Article: Stopping the boats is about smashing social solidarity by Max Lane

(This article was first published in RED FLAG newspaper on June 18, 2015.)

It seems fairly certain now that Australian Customs and Navy personnel paid the captain and crew of an Indonesian ship carrying 65 asylum seekers, including children and a pregnant woman, to take the Sri Lankans, Bangladeshis and Burmese back to Indonesia.

Sixty-five desperate people, all from situations of misery and repression, who had no doubt spent much of their little cash on the boat ride to New Zealand, were put on two new boats and turned around. This is despite requests by the refugees to be taken on board the Customs and Navy ships.

The Australian state paid the crew to betray their desperate customers and take them back to a society with a per capita income of only US$4,000 per year and mass poverty. No offer was made to bring them to Australia, one of the richest countries in the world (whatever the unjust distribution of that wealth).

Former Labor prime minister Paul Keating introduced mandatory detention. Then Liberal PM John Howard escalated the propaganda about “border security”. His government told the disgusting lie in 2001 that children were “thrown overboard” by asylum seekers in order to force the Navy to rescue them. And it instituted the notorious “Pacific solution”.

Since then, “stop the boats” has become a central platform in the Australian ruling class’s ideological agitation, articulated by both the Liberals and the ALP. It was Rudd’s ALP that came up with the cruel policy that no refugee arriving by boat would ever be settled in Australia, but instead be sent to Papua New Guinea. Abbott added to this with the criminal and inhumane tow-back policy.

But why?

Neither party is opposed to receiving refugees in Australia. In 2012-13, 20,000 visas were issued under Australia’s humanitarian program, according to the Department of Immigration. This is nowhere near enough, but it indicates that the elites here have no in-principle objection to refugees settling in Australia. People arriving in Australia on tourist visas by plane who then seek asylum also face minimal obstacles to their settlement.

Neither are the numbers of arrivals by boat huge: in 2009-13, the average was around 10,000 per year. This is an easily absorbable number of people in a population of 24 million. And it is only a fraction of the total annual migration to Australia (around 200,000 people). So why is the hysterical agitation of “stop the boats” and “illegal arrivals” (they are not illegal) so central?

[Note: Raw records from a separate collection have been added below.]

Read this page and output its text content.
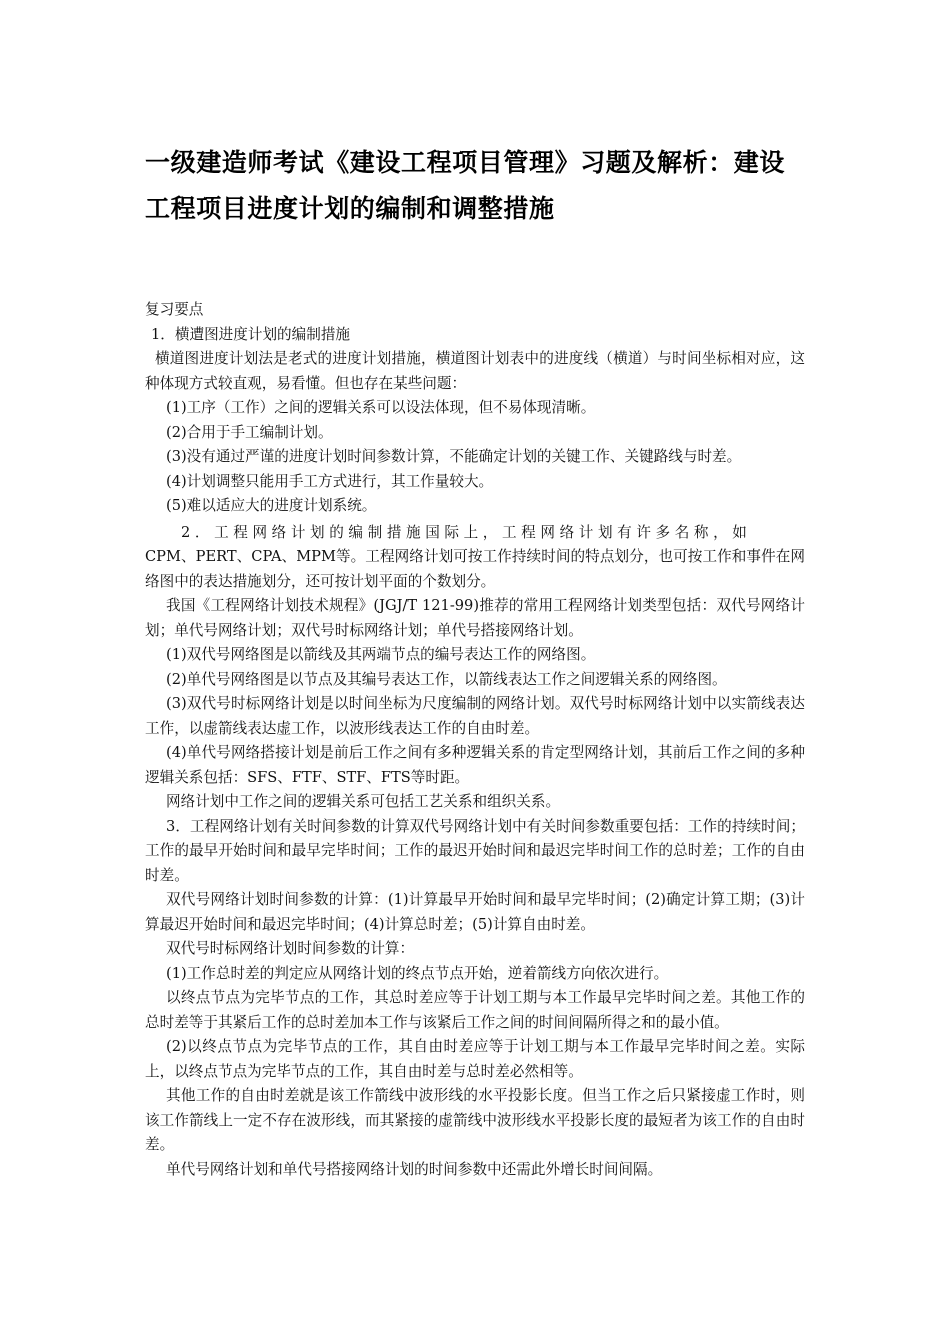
一级建造师考试《建设工程项目管理》习题及解析：建设
工程项目进度计划的编制和调整措施

复习要点

1．横遭图进度计划的编制措施

横道图进度计划法是老式的进度计划措施，横道图计划表中的进度线（横道）与时间坐标相对应，这种体现方式较直观，易看懂。但也存在某些问题：

(1)工序（工作）之间的逻辑关系可以设法体现，但不易体现清晰。

(2)合用于手工编制计划。

(3)没有通过严谨的进度计划时间参数计算，不能确定计划的关键工作、关键路线与时差。

(4)计划调整只能用手工方式进行，其工作量较大。

(5)难以适应大的进度计划系统。

2．工程网络计划的编制措施国际上，工程网络计划有许多名称，如

CPM、PERT、CPA、MPM等。工程网络计划可按工作持续时间的特点划分，也可按工作和事件在网络图中的表达措施划分，还可按计划平面的个数划分。

我国《工程网络计划技术规程》(JGJ/T 121-99)推荐的常用工程网络计划类型包括：双代号网络计划；单代号网络计划；双代号时标网络计划；单代号搭接网络计划。

(1)双代号网络图是以箭线及其两端节点的编号表达工作的网络图。

(2)单代号网络图是以节点及其编号表达工作，以箭线表达工作之间逻辑关系的网络图。

(3)双代号时标网络计划是以时间坐标为尺度编制的网络计划。双代号时标网络计划中以实箭线表达工作，以虚箭线表达虚工作，以波形线表达工作的自由时差。

(4)单代号网络搭接计划是前后工作之间有多种逻辑关系的肯定型网络计划，其前后工作之间的多种逻辑关系包括：SFS、FTF、STF、FTS等时距。

网络计划中工作之间的逻辑关系可包括工艺关系和组织关系。

3．工程网络计划有关时间参数的计算双代号网络计划中有关时间参数重要包括：工作的持续时间；工作的最早开始时间和最早完毕时间；工作的最迟开始时间和最迟完毕时间工作的总时差；工作的自由时差。

双代号网络计划时间参数的计算：(1)计算最早开始时间和最早完毕时间；(2)确定计算工期；(3)计算最迟开始时间和最迟完毕时间；(4)计算总时差；(5)计算自由时差。

双代号时标网络计划时间参数的计算：

(1)工作总时差的判定应从网络计划的终点节点开始，逆着箭线方向依次进行。

以终点节点为完毕节点的工作，其总时差应等于计划工期与本工作最早完毕时间之差。其他工作的总时差等于其紧后工作的总时差加本工作与该紧后工作之间的时间间隔所得之和的最小值。

(2)以终点节点为完毕节点的工作，其自由时差应等于计划工期与本工作最早完毕时间之差。实际上，以终点节点为完毕节点的工作，其自由时差与总时差必然相等。

其他工作的自由时差就是该工作箭线中波形线的水平投影长度。但当工作之后只紧接虚工作时，则该工作箭线上一定不存在波形线，而其紧接的虚箭线中波形线水平投影长度的最短者为该工作的自由时差。

单代号网络计划和单代号搭接网络计划的时间参数中还需此外增长时间间隔。
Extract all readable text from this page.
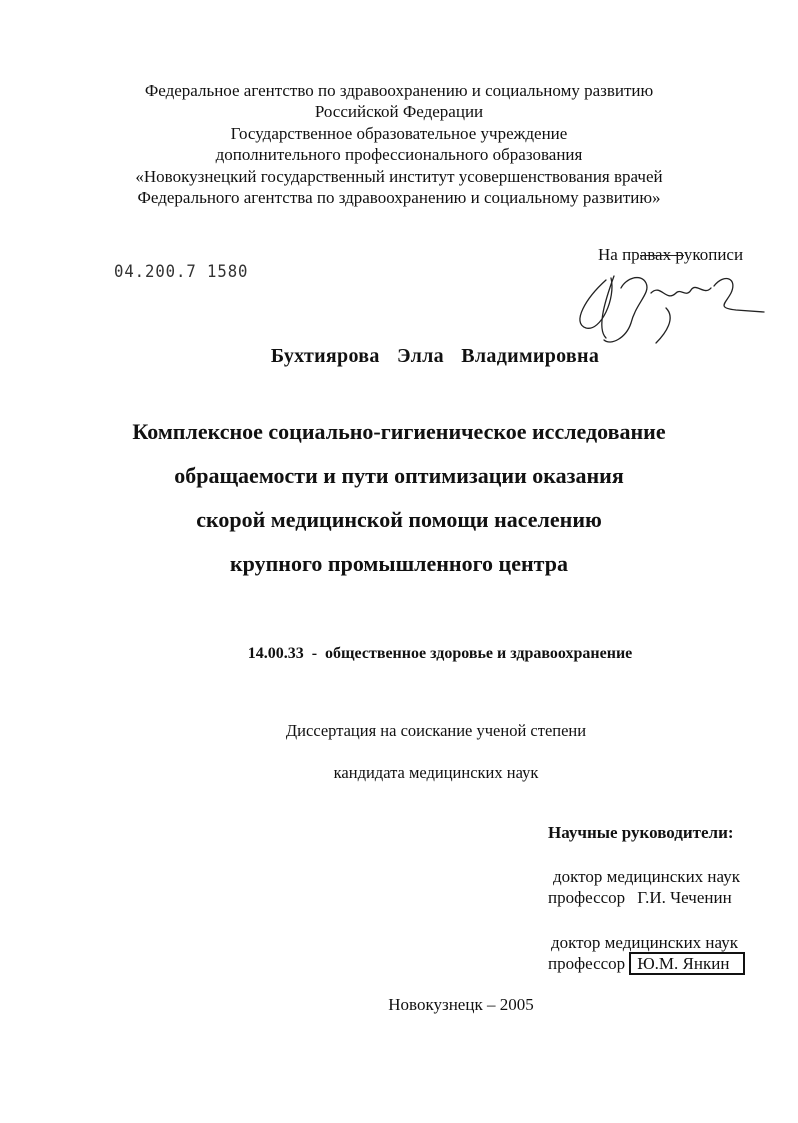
Федеральное агентство по здравоохранению и социальному развитию
Российской Федерации
Государственное образовательное учреждение
дополнительного профессионального образования
«Новокузнецкий государственный институт усовершенствования врачей
Федерального агентства по здравоохранению и социальному развитию»
04.200.7 1580
На правах рукописи
Бухтиярова Элла Владимировна
Комплексное социально-гигиеническое исследование
обращаемости и пути оптимизации оказания
скорой медицинской помощи населению
крупного промышленного центра
14.00.33  -  общественное здоровье и здравоохранение
Диссертация на соискание ученой степени
кандидата медицинских наук
Научные руководители:
доктор медицинских наук
профессор Г.И. Чеченин
доктор медицинских наук
профессор Ю.М. Янкин
Новокузнецк – 2005
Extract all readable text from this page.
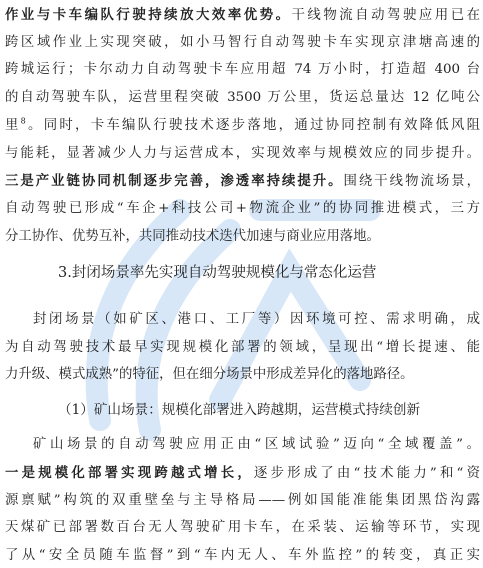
作业与卡车编队行驶持续放大效率优势。干线物流自动驾驶应用已在
跨区域作业上实现突破，如小马智行自动驾驶卡车实现京津塘高速的
跨城运行；卡尔动力自动驾驶卡车应用超 74 万小时，打造超 400 台
的自动驾驶车队，运营里程突破 3500 万公里，货运总量达 12 亿吨公
里$^8$。同时，卡车编队行驶技术逐步落地，通过协同控制有效降低风阻
与能耗，显著减少人力与运营成本，实现效率与规模效应的同步提升。
三是产业链协同机制逐步完善，渗透率持续提升。围绕干线物流场景，
自动驾驶已形成“车企+科技公司+物流企业”的协同推进模式，三方
分工协作、优势互补，共同推动技术迭代加速与商业应用落地。
3.封闭场景率先实现自动驾驶规模化与常态化运营
封闭场景（如矿区、港口、工厂等）因环境可控、需求明确，成
为自动驾驶技术最早实现规模化部署的领域，呈现出“增长提速、能
力升级、模式成熟”的特征，但在细分场景中形成差异化的落地路径。
（1）矿山场景：规模化部署进入跨越期，运营模式持续创新
矿山场景的自动驾驶应用正由“区域试验”迈向“全域覆盖”。
一是规模化部署实现跨越式增长，逐步形成了由“技术能力”和“资
源禀赋”构筑的双重壁垒与主导格局——例如国能准能集团黑岱沟露
天煤矿已部署数百台无人驾驶矿用卡车，在采装、运输等环节，实现
了从“安全员随车监督”到“车内无人、车外监控”的转变，真正实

The idea that it is about “defending sovereign borders” is, of course, a joke. Most boats aim only to arrive at Christmas Island, which is a huge distance from the Australian continent and hardly within real borders. The same is true for Ashmore Reef.

As a huge island continent, Australia has always had porous borders. Until Howard’s Tampa agitation, it was considered only a minor problem to do with small numbers of smugglers. Furthermore, the refugees coming by boat are not trying to sneak into Australia – they report directly and as quickly as they can to Australian authorities.

So why?

There is only once conclusion: the issue fulfils a propaganda need for the Australian ruling class. It uses the issue to undermine any philosophy of collective solidarity. The policies legitimise cruelty and inhumanity towards others in the name of “defending sovereignty”, which has become a code word for an illusory “what we have”. This helps legitimise the idea that the world’s have-nots should “wait their turn” in a “queue” that is policed by the haves. This is the reason that “both sides” of bourgeois politics agitate around this issue.

In one sense, it is a good sign that the elite feel that they need such an issue, and that they have to make it so central to their politics. The need indicates that they fear the Australian public’s sense of solidarity with others would otherwise come to the fore. In a society where the trend is for wealth to be redistributed upwards, while cutting back on the level of social services and culture for the majority, an awakened sense of solidarity among people would be a disaster for the ruling class.

“Aspiration”, the cry, is legitimate – but the rich want aspirations fulfilled only for themselves and their close associates. “Defend our borders” is their code word for defending self-interest, even if it means cruelty to others.

This is an existential issue for late capitalism and its escalating upward redistribution. In a rich country like Australia, with a per capita income of $40,000 per year and already advanced infrastructure, which is in a situation of serious relative abundance, where can society be taken?

There are only two choices: more and more redistribution upwards as we head for some kind of technologically advanced barbarism of walled elites, or using that abundance to improve the quality of life for all human beings.

“Stop the boats”, and similar cruel, anti-human slogans, are one of the ruling class’s weapons to defend their choice. Systematising cruelty is laying the foundation for barbarism.